Assuming that $i > 0$ and $p_1 = 5$, let $p_i$ denote an $i$-th prime. Then we can assume that the value of $b_i$ is $0$ if $p_i = 6n-1$ and the value of $b_i$ is $1$ if $p_i = 6n+1$ (where $n$ denote natural numbers).
Consider a real number $r$ such that $0 \leq r \leq 1$ and an $i$-th bit of the binary representation of the fractional part of $r$ is equal to $b_i$: $$r = 0.010101001\ldots$$
Is it possible to prove that $r$ is irrational? If yes, then how?
Yes, $r$ is irrational.
Let $\pi_1(x)$ denote the number of primes less than $x$ of the form $1 \pmod 6$, and $\pi_{-1}(x)$ the number if primes less than $x$ of the form $-1 \mod 6$.

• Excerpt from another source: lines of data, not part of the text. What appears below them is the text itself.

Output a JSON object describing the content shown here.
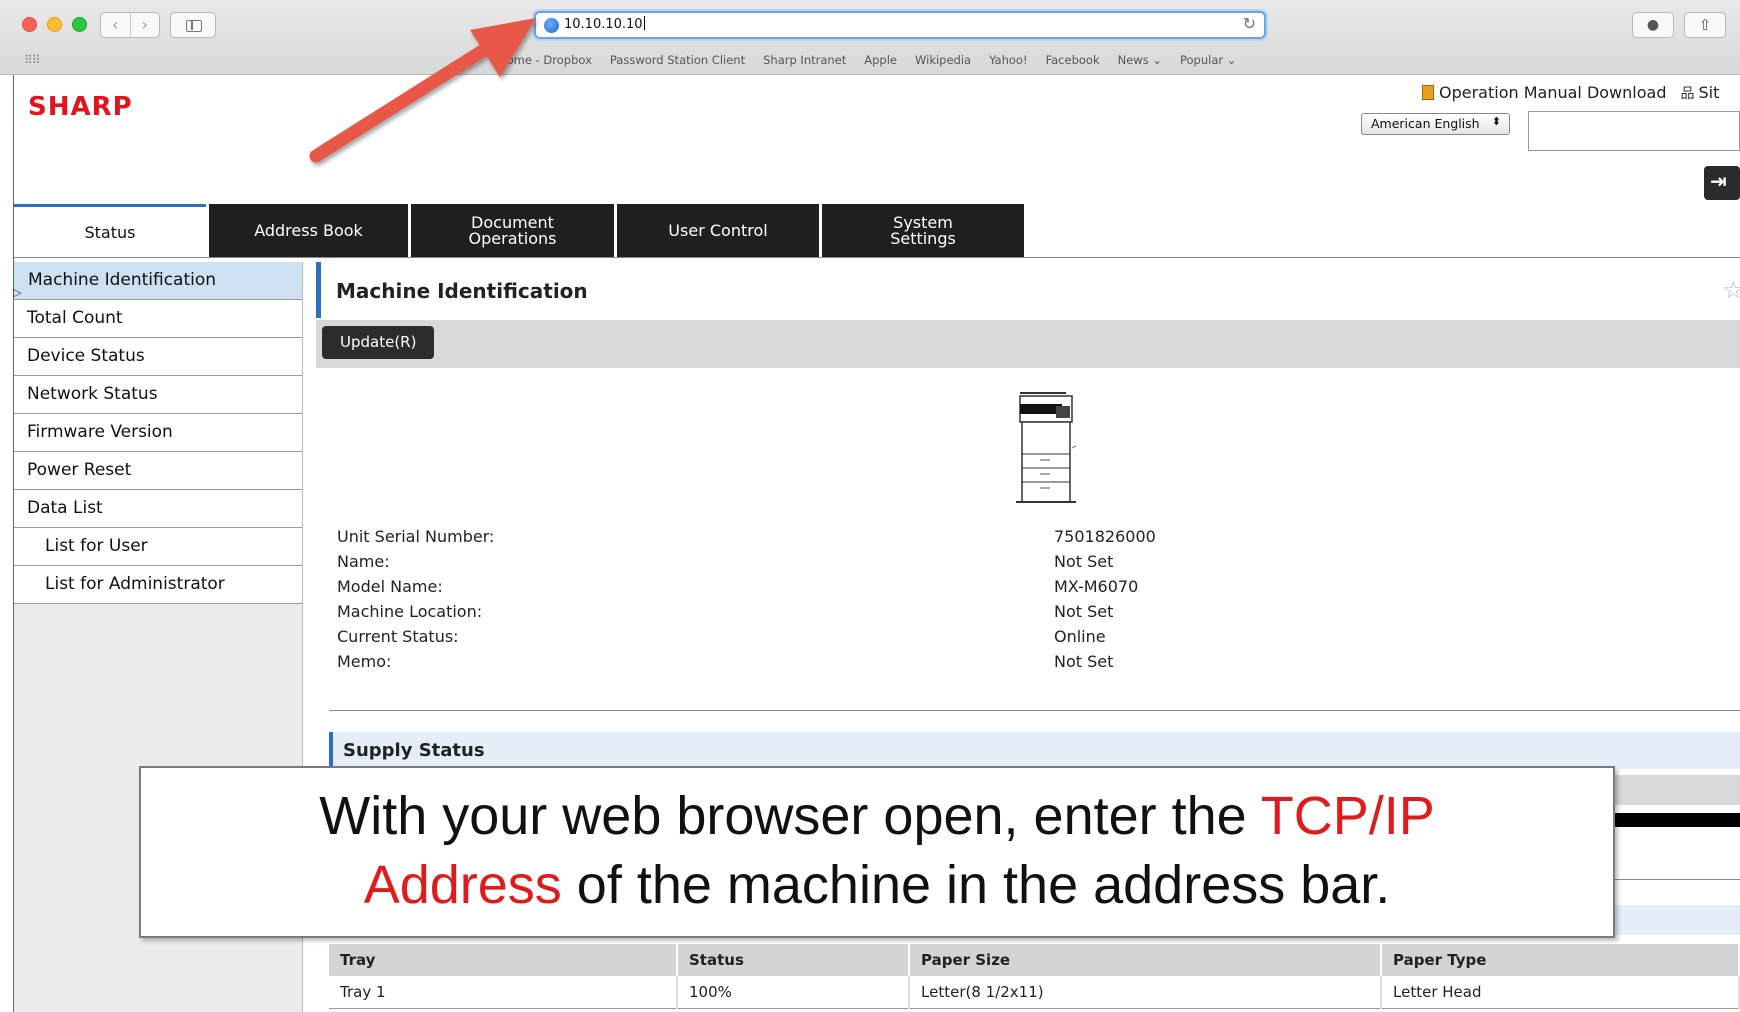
{
  "browser": {
    "url": "10.10.10.10",
    "bookmarks": [
      "Home - Dropbox",
      "Password Station Client",
      "Sharp Intranet",
      "Apple",
      "Wikipedia",
      "Yahoo!",
      "Facebook",
      "News ⌄",
      "Popular ⌄"
    ]
  },
  "header": {
    "logo": "SHARP",
    "manual_link": "Operation Manual Download",
    "sitemap_link": "Sit",
    "language": "American English"
  },
  "tabs": [
    {
      "label": "Status",
      "active": true
    },
    {
      "label": "Address Book"
    },
    {
      "label": "Document Operations"
    },
    {
      "label": "User Control"
    },
    {
      "label": "System Settings"
    }
  ],
  "leftnav": [
    {
      "label": "Machine Identification",
      "active": true
    },
    {
      "label": "Total Count"
    },
    {
      "label": "Device Status"
    },
    {
      "label": "Network Status"
    },
    {
      "label": "Firmware Version"
    },
    {
      "label": "Power Reset"
    },
    {
      "label": "Data List"
    },
    {
      "label": "List for User",
      "sub": true
    },
    {
      "label": "List for Administrator",
      "sub": true
    }
  ],
  "main": {
    "title": "Machine Identification",
    "update_button": "Update(R)",
    "info": [
      {
        "label": "Unit Serial Number:",
        "value": "7501826000"
      },
      {
        "label": "Name:",
        "value": "Not Set"
      },
      {
        "label": "Model Name:",
        "value": "MX-M6070"
      },
      {
        "label": "Machine Location:",
        "value": "Not Set"
      },
      {
        "label": "Current Status:",
        "value": "Online"
      },
      {
        "label": "Memo:",
        "value": "Not Set"
      }
    ],
    "supply_title": "Supply Status",
    "tray_table": {
      "headers": [
        "Tray",
        "Status",
        "Paper Size",
        "Paper Type"
      ],
      "rows": [
        [
          "Tray 1",
          "100%",
          "Letter(8 1/2x11)",
          "Letter Head"
        ]
      ]
    }
  },
  "callout": {
    "part1": "With your web browser open, enter the ",
    "highlight1": "TCP/IP",
    "highlight2": "Address",
    "part2": " of the machine in the address bar.",
    "highlight_color": "#e01b1b"
  },
  "colors": {
    "brand": "#e4141f",
    "accent": "#2a6fc0",
    "arrow": "#e8584a"
  }
}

If $r$ is rational, then the binary expansion is eventually repeating. The "repeating part" will then have a fixed number of $0$s and $1$s, say $a$ and $b$ respectively. It then follows that the function
$$b \pi_{-1}(x) - a \pi_{1}(x)$$
will be bounded uniformly for all $x$. This, however, is inconsistent with known properties of these functions. First, by the proof of Dirichlet's theorem (or by the Cebotarev density theorem), one has
$$\pi_1(x) \sim \frac{x}{2 \ln(x)}, \quad \pi_{-1}(x) \sim \frac{x}{2 \log(x)},$$
which implies that $a = b$ is the only possibility. However, a more refined analysis by Littlewood (who considered the very similar case of $1 \pmod 4$ and $-1 \pmod 4$) shows that
$$\pi_1(x) - \pi_{-1}(x)$$
is unbounded and achieves positive and negative values of order at least $x^{1/2 - \epsilon}$.
Relevant: https://dms.umontreal.ca/~andrew/PDF/PrimeRace.pdf
Actually, something weaker than Littlewood's theorem is required here. Assume that $r$ is rational and that $a = b$. Let $\chi(n)$ be the Dirichlet character of conductor $3$ (so it is $+1$ on primes $1 \pmod 6$ and $-1$ on primes $-1 \pmod 6$). Assuming that $r$ is rational and $a = b$, then
$$\sum_p \frac{\chi(p)}{p^s}$$
would be convergent for all $s > 0$ by an application of the alternating series test. But that would mean that
$$\sum_{k=1}^{\infty} \sum_p \frac{\chi^k(p)}{k p^{sk}}$$
converges for $s > 1/2$ and has a pole at $s = 1/2$ coming from the "second term" $k = 2$ which is $\sum 1/p^{2s}$ (since $\chi^2 = 1$). But this expression is none other than
$$ \log L(\chi,s) = \log \left( \sum_{n=1}^{\infty} \frac{\chi(n)}{n^s}\right) = \log \left( \prod_{p} \left(1 - \frac{\chi(p)}{p^s} \right)^{-1} \right)$$ $$ = \sum_p - \log \left(1 - \frac{\chi(p)}{p^s} \right) = \sum_{p} \sum_k \frac{\chi^k(p)}{k p^{ks}} $$
where $L(\chi,s)$ is the Dirichlet series of conductor $3$. However, one can prove directly that $\log L(\chi,s)$ does not have a singularity at $s = 1/2$.